Window Dressing also has worked for about a year with a business steering committee to help guide its steps. Members include Steve Trabun, Avista Utilities; Alicia Barbieri, Goodale & Barbieri Co.; Andrew Rolwes, Downtown Spokane Partnership; Karli Ingersoll, Bartlett co-owner; Jon Snyder, Spokane City Council; and Ryan Arnold, Greater Spokane Incorporated.
Trabun, regional business manager for Avista, says Window Dressing’s program is a plus for creative enterprises, property owners, and the community that gains jobs, culture, and arts. Business training for new enterprises is a crucial piece, he says.
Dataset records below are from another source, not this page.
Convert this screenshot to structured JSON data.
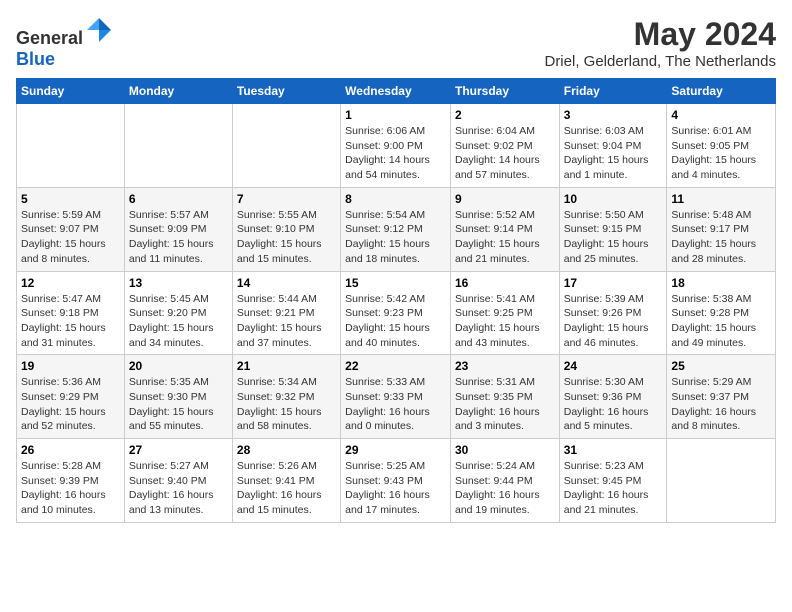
{
  "logo": {
    "general": "General",
    "blue": "Blue"
  },
  "title": "May 2024",
  "location": "Driel, Gelderland, The Netherlands",
  "weekdays": [
    "Sunday",
    "Monday",
    "Tuesday",
    "Wednesday",
    "Thursday",
    "Friday",
    "Saturday"
  ],
  "weeks": [
    [
      {
        "day": "",
        "info": ""
      },
      {
        "day": "",
        "info": ""
      },
      {
        "day": "",
        "info": ""
      },
      {
        "day": "1",
        "info": "Sunrise: 6:06 AM\nSunset: 9:00 PM\nDaylight: 14 hours\nand 54 minutes."
      },
      {
        "day": "2",
        "info": "Sunrise: 6:04 AM\nSunset: 9:02 PM\nDaylight: 14 hours\nand 57 minutes."
      },
      {
        "day": "3",
        "info": "Sunrise: 6:03 AM\nSunset: 9:04 PM\nDaylight: 15 hours\nand 1 minute."
      },
      {
        "day": "4",
        "info": "Sunrise: 6:01 AM\nSunset: 9:05 PM\nDaylight: 15 hours\nand 4 minutes."
      }
    ],
    [
      {
        "day": "5",
        "info": "Sunrise: 5:59 AM\nSunset: 9:07 PM\nDaylight: 15 hours\nand 8 minutes."
      },
      {
        "day": "6",
        "info": "Sunrise: 5:57 AM\nSunset: 9:09 PM\nDaylight: 15 hours\nand 11 minutes."
      },
      {
        "day": "7",
        "info": "Sunrise: 5:55 AM\nSunset: 9:10 PM\nDaylight: 15 hours\nand 15 minutes."
      },
      {
        "day": "8",
        "info": "Sunrise: 5:54 AM\nSunset: 9:12 PM\nDaylight: 15 hours\nand 18 minutes."
      },
      {
        "day": "9",
        "info": "Sunrise: 5:52 AM\nSunset: 9:14 PM\nDaylight: 15 hours\nand 21 minutes."
      },
      {
        "day": "10",
        "info": "Sunrise: 5:50 AM\nSunset: 9:15 PM\nDaylight: 15 hours\nand 25 minutes."
      },
      {
        "day": "11",
        "info": "Sunrise: 5:48 AM\nSunset: 9:17 PM\nDaylight: 15 hours\nand 28 minutes."
      }
    ],
    [
      {
        "day": "12",
        "info": "Sunrise: 5:47 AM\nSunset: 9:18 PM\nDaylight: 15 hours\nand 31 minutes."
      },
      {
        "day": "13",
        "info": "Sunrise: 5:45 AM\nSunset: 9:20 PM\nDaylight: 15 hours\nand 34 minutes."
      },
      {
        "day": "14",
        "info": "Sunrise: 5:44 AM\nSunset: 9:21 PM\nDaylight: 15 hours\nand 37 minutes."
      },
      {
        "day": "15",
        "info": "Sunrise: 5:42 AM\nSunset: 9:23 PM\nDaylight: 15 hours\nand 40 minutes."
      },
      {
        "day": "16",
        "info": "Sunrise: 5:41 AM\nSunset: 9:25 PM\nDaylight: 15 hours\nand 43 minutes."
      },
      {
        "day": "17",
        "info": "Sunrise: 5:39 AM\nSunset: 9:26 PM\nDaylight: 15 hours\nand 46 minutes."
      },
      {
        "day": "18",
        "info": "Sunrise: 5:38 AM\nSunset: 9:28 PM\nDaylight: 15 hours\nand 49 minutes."
      }
    ],
    [
      {
        "day": "19",
        "info": "Sunrise: 5:36 AM\nSunset: 9:29 PM\nDaylight: 15 hours\nand 52 minutes."
      },
      {
        "day": "20",
        "info": "Sunrise: 5:35 AM\nSunset: 9:30 PM\nDaylight: 15 hours\nand 55 minutes."
      },
      {
        "day": "21",
        "info": "Sunrise: 5:34 AM\nSunset: 9:32 PM\nDaylight: 15 hours\nand 58 minutes."
      },
      {
        "day": "22",
        "info": "Sunrise: 5:33 AM\nSunset: 9:33 PM\nDaylight: 16 hours\nand 0 minutes."
      },
      {
        "day": "23",
        "info": "Sunrise: 5:31 AM\nSunset: 9:35 PM\nDaylight: 16 hours\nand 3 minutes."
      },
      {
        "day": "24",
        "info": "Sunrise: 5:30 AM\nSunset: 9:36 PM\nDaylight: 16 hours\nand 5 minutes."
      },
      {
        "day": "25",
        "info": "Sunrise: 5:29 AM\nSunset: 9:37 PM\nDaylight: 16 hours\nand 8 minutes."
      }
    ],
    [
      {
        "day": "26",
        "info": "Sunrise: 5:28 AM\nSunset: 9:39 PM\nDaylight: 16 hours\nand 10 minutes."
      },
      {
        "day": "27",
        "info": "Sunrise: 5:27 AM\nSunset: 9:40 PM\nDaylight: 16 hours\nand 13 minutes."
      },
      {
        "day": "28",
        "info": "Sunrise: 5:26 AM\nSunset: 9:41 PM\nDaylight: 16 hours\nand 15 minutes."
      },
      {
        "day": "29",
        "info": "Sunrise: 5:25 AM\nSunset: 9:43 PM\nDaylight: 16 hours\nand 17 minutes."
      },
      {
        "day": "30",
        "info": "Sunrise: 5:24 AM\nSunset: 9:44 PM\nDaylight: 16 hours\nand 19 minutes."
      },
      {
        "day": "31",
        "info": "Sunrise: 5:23 AM\nSunset: 9:45 PM\nDaylight: 16 hours\nand 21 minutes."
      },
      {
        "day": "",
        "info": ""
      }
    ]
  ]
}
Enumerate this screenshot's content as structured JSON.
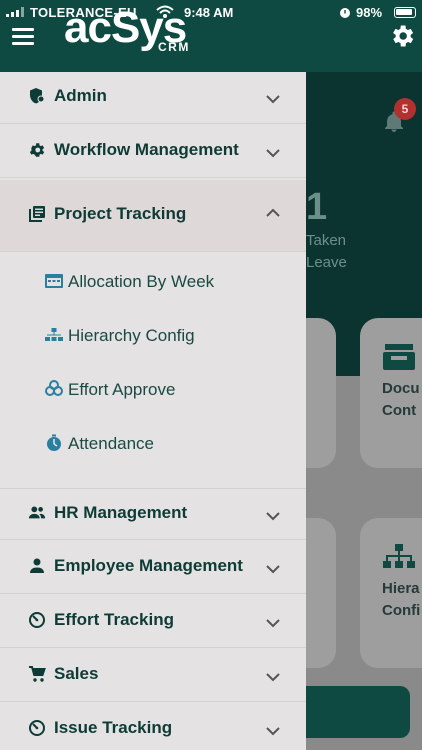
{
  "status_bar": {
    "carrier": "TOLERANCE-EU",
    "time": "9:48 AM",
    "battery": "98%"
  },
  "header": {
    "logo": "acSys",
    "logo_sub": "CRM"
  },
  "background": {
    "notification_count": "5",
    "stat_number": "1",
    "stat_label_1": "Taken",
    "stat_label_2": "Leave",
    "card_docs_1": "Docu",
    "card_docs_2": "Cont",
    "card_hier_1": "Hiera",
    "card_hier_2": "Confi"
  },
  "menu": {
    "admin": "Admin",
    "workflow": "Workflow Management",
    "project_tracking": "Project Tracking",
    "sub": {
      "allocation": "Allocation By Week",
      "hierarchy": "Hierarchy Config",
      "effort_approve": "Effort Approve",
      "attendance": "Attendance"
    },
    "hr": "HR Management",
    "employee": "Employee Management",
    "effort_tracking": "Effort Tracking",
    "sales": "Sales",
    "issue_tracking": "Issue Tracking"
  },
  "colors": {
    "brand": "#0f4a42",
    "drawer_bg": "#e4e2e2",
    "text": "#0f3b36",
    "accent_sub": "#2a7fa0",
    "badge": "#b2302e"
  }
}
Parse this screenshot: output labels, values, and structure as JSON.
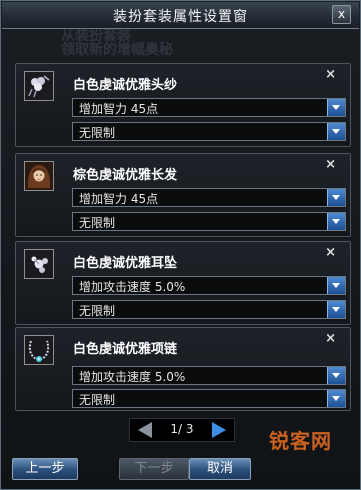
{
  "window": {
    "title": "装扮套装属性设置窗",
    "close_glyph": "x"
  },
  "background_text": {
    "line1": "从装扮套装",
    "line2": "领取新的增幅奥秘"
  },
  "items": [
    {
      "name": "白色虔诚优雅头纱",
      "icon": "veil-icon",
      "attribute": "增加智力 45点",
      "restriction": "无限制",
      "remove_glyph": "×"
    },
    {
      "name": "棕色虔诚优雅长发",
      "icon": "hair-portrait-icon",
      "attribute": "增加智力 45点",
      "restriction": "无限制",
      "remove_glyph": "×"
    },
    {
      "name": "白色虔诚优雅耳坠",
      "icon": "earring-icon",
      "attribute": "增加攻击速度 5.0%",
      "restriction": "无限制",
      "remove_glyph": "×"
    },
    {
      "name": "白色虔诚优雅项链",
      "icon": "necklace-icon",
      "attribute": "增加攻击速度 5.0%",
      "restriction": "无限制",
      "remove_glyph": "×"
    }
  ],
  "pager": {
    "text": "1/ 3",
    "current": 1,
    "total": 3
  },
  "buttons": {
    "prev": "上一步",
    "next": "下一步",
    "cancel": "取消"
  },
  "watermark": "锐客网",
  "colors": {
    "accent_blue": "#3c8de6",
    "watermark_orange": "#e06a20"
  }
}
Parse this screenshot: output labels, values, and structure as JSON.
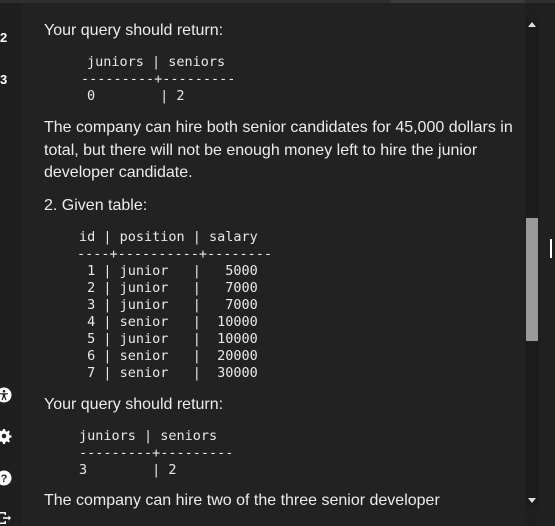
{
  "rail": {
    "item_a": "2",
    "item_b": "3"
  },
  "text": {
    "query_return_1": "Your query should return:",
    "explanation_1_l1": "The company can hire both senior candidates for 45,000 dollars in",
    "explanation_1_l2": "total, but there will not be enough money left to hire the junior",
    "explanation_1_l3": "developer candidate.",
    "given_table": "2. Given table:",
    "query_return_2": "Your query should return:",
    "explanation_2_l1": "The company can hire two of the three senior developer"
  },
  "result1": {
    "header": "juniors | seniors",
    "sep": "---------+---------",
    "row": "0        | 2"
  },
  "table": {
    "header": "id | position | salary",
    "sep": "----+----------+--------",
    "rows": [
      " 1 | junior   |   5000",
      " 2 | junior   |   7000",
      " 3 | junior   |   7000",
      " 4 | senior   |  10000",
      " 5 | junior   |  10000",
      " 6 | senior   |  20000",
      " 7 | senior   |  30000"
    ]
  },
  "result2": {
    "header": "juniors | seniors",
    "sep": "---------+---------",
    "row": "3        | 2"
  },
  "colors": {
    "background": "#222222",
    "text": "#ececec",
    "scrollbar_thumb": "#9a9a9a"
  },
  "icons": [
    "accessibility-icon",
    "gear-icon",
    "help-icon",
    "exit-icon"
  ]
}
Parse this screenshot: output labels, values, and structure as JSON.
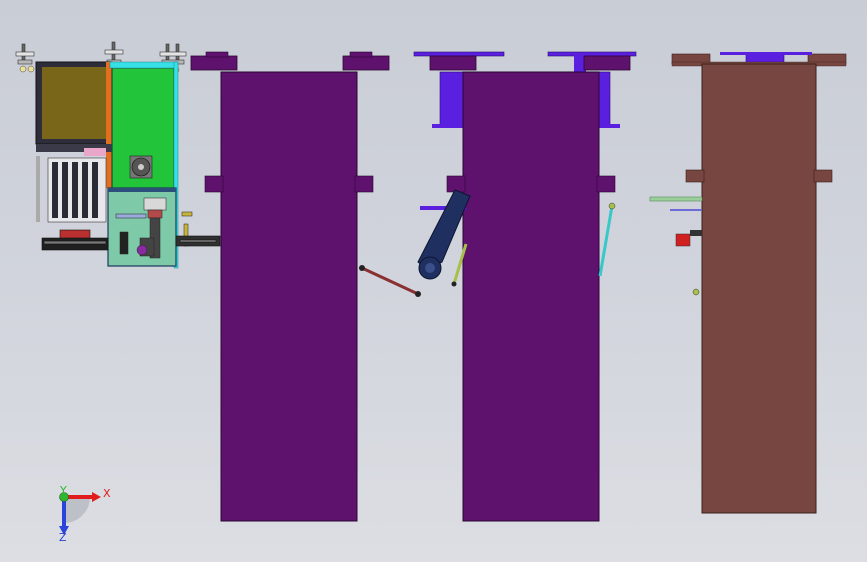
{
  "viewport": {
    "colors": {
      "background_top": "#c9cdd6",
      "background_bottom": "#dcdee3",
      "purple_body": "#5f116e",
      "violet_part": "#5b1fe0",
      "brown_body": "#784640",
      "green_panel": "#22c43a",
      "olive_panel": "#7a6618",
      "cyan_frame": "#37e0e6",
      "steel_dark": "#1f3060"
    }
  },
  "axes": {
    "x_label": "X",
    "y_label": "Y",
    "z_label": "Z",
    "x_color": "#e01c1c",
    "y_color": "#2fb52f",
    "z_color": "#2a43d8"
  }
}
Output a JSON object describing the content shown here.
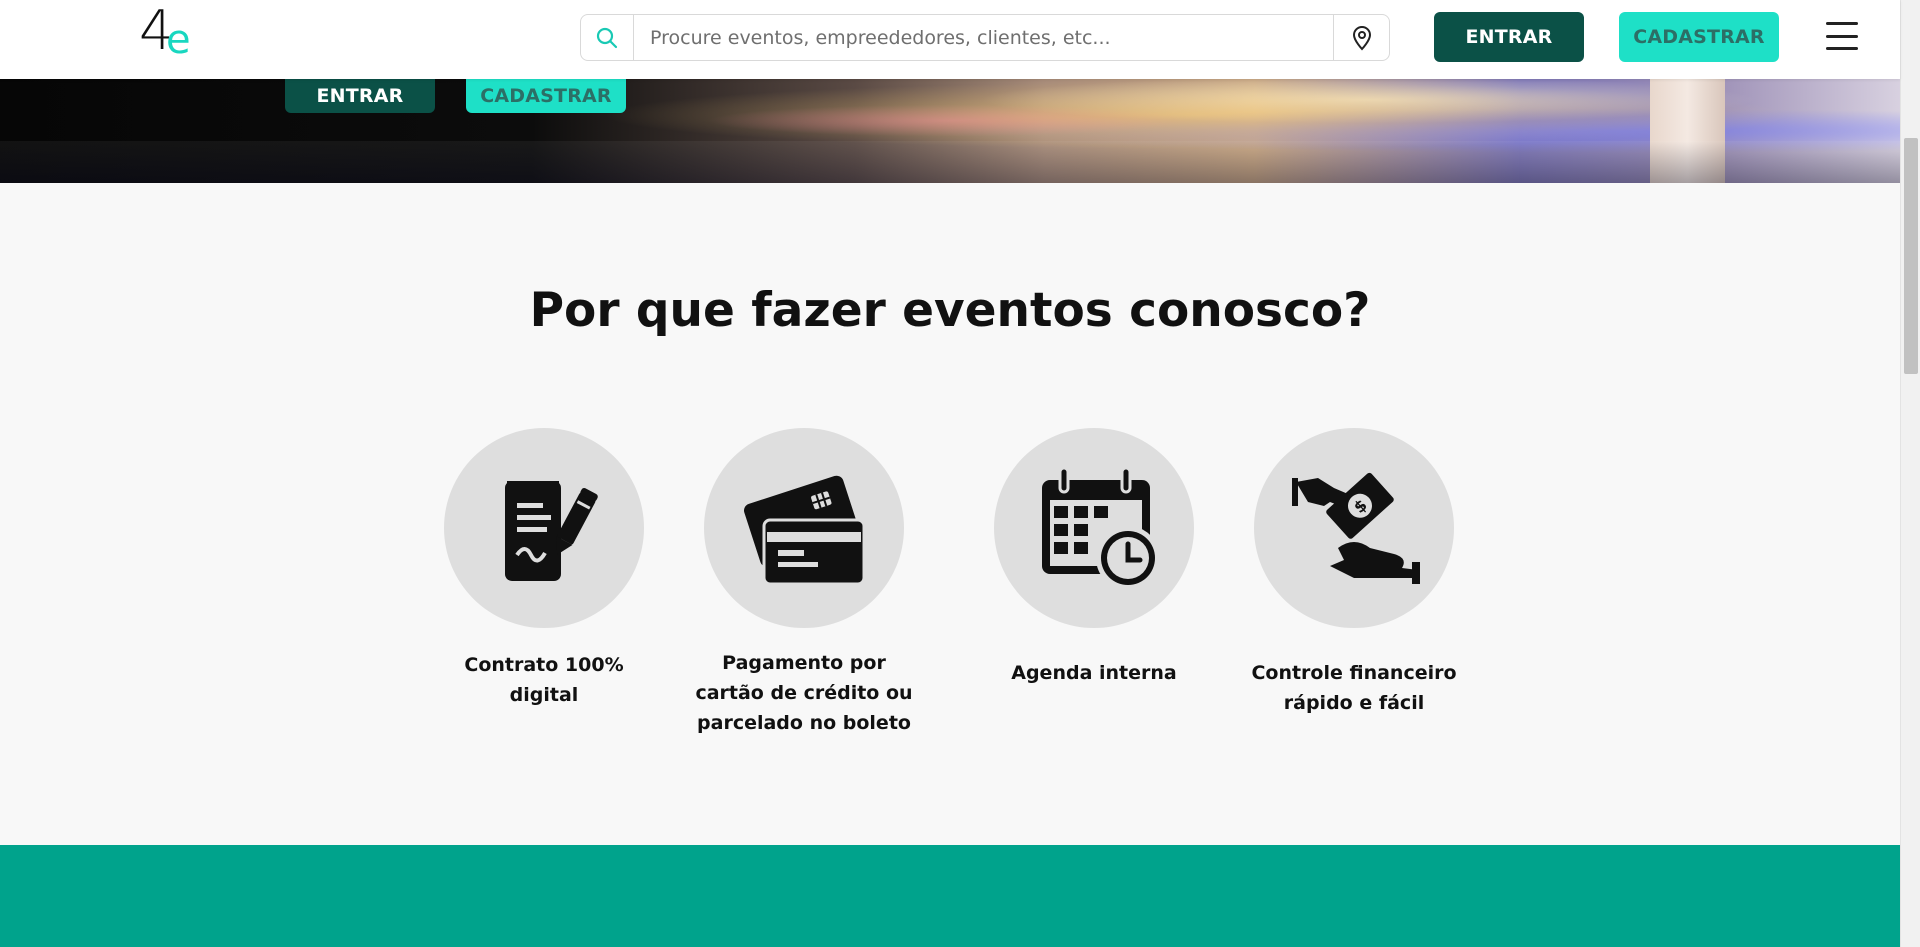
{
  "header": {
    "logo_main": "4",
    "logo_accent": "e",
    "search": {
      "placeholder": "Procure eventos, empreededores, clientes, etc..."
    },
    "entrar_label": "ENTRAR",
    "cadastrar_label": "CADASTRAR"
  },
  "hero": {
    "entrar_label": "ENTRAR",
    "cadastrar_label": "CADASTRAR"
  },
  "section": {
    "title": "Por que fazer eventos conosco?",
    "features": [
      {
        "icon": "contract-icon",
        "label": "Contrato 100% digital"
      },
      {
        "icon": "credit-card-icon",
        "label": "Pagamento por cartão de crédito ou parcelado no boleto"
      },
      {
        "icon": "calendar-clock-icon",
        "label": "Agenda interna"
      },
      {
        "icon": "hand-money-icon",
        "label": "Controle financeiro rápido e fácil"
      }
    ]
  },
  "colors": {
    "brand_dark": "#0b5147",
    "brand_aqua": "#1ee0c7",
    "footer_teal": "#00a38c",
    "icon_circle": "#dedede"
  }
}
“What’s really important is to make sure they have the business skills,” Trabun says. “This gives them the opportunity to go into an unused space, preferably as retail, and put a business idea to work for six months.”
Window Dressing’s community partners include DSP, River Park Square, Washington Trust Bank, and Spokane Arts. It’s also mentoring with similar programs, Renew Newcastle in Australia and Spaceworks Tacoma.
A few examples of successful businesses emerging from the Tacoma initiative are a film-related business, a clothes designer, and a history exhibition developer. Window Dressing will be purchasing business curriculum geared to creative enterprises from Spaceworks to be used as part of the SCC boot camp training here.
Overall, supporters have helped the nonprofit better prepare, Ewing says, such as through understanding building code requirements and timeframes to vacate spaces if necessary. The nonprofit will work on the best matches for all parties, Ewing adds.
“We can vacate the space in 96 hours for art installations, and 30 days for creative businesses,” she says. “For questions on liability insurance, Window Dressing takes on general liability insurance.”
Ewing first explored the idea behind Window Dressing as a favor to a property owner, until research unlocked more potential.
“I realized the profound effect that programs like Storefronts Seattle, Spaceworks Tacoma, and Renew Newcastle were having on downtown cores and business districts,” Ewing says. “Here is an incredible tool to spark revitalization.”
“In Tacoma in the first two years, they placed 36 businesses,” she adds. “Of those 36, 27 have become paying tenants, and of that, roughly 60 percent are staying in the location they were placed in, while 15 percent moved on to bigger locations because of growth.”
At Downtown Spokane Partnership’s annual meeting held last month, Window Dressing was recognized as one of four innovative projects and projects that are helping to move the downtown area forward this year.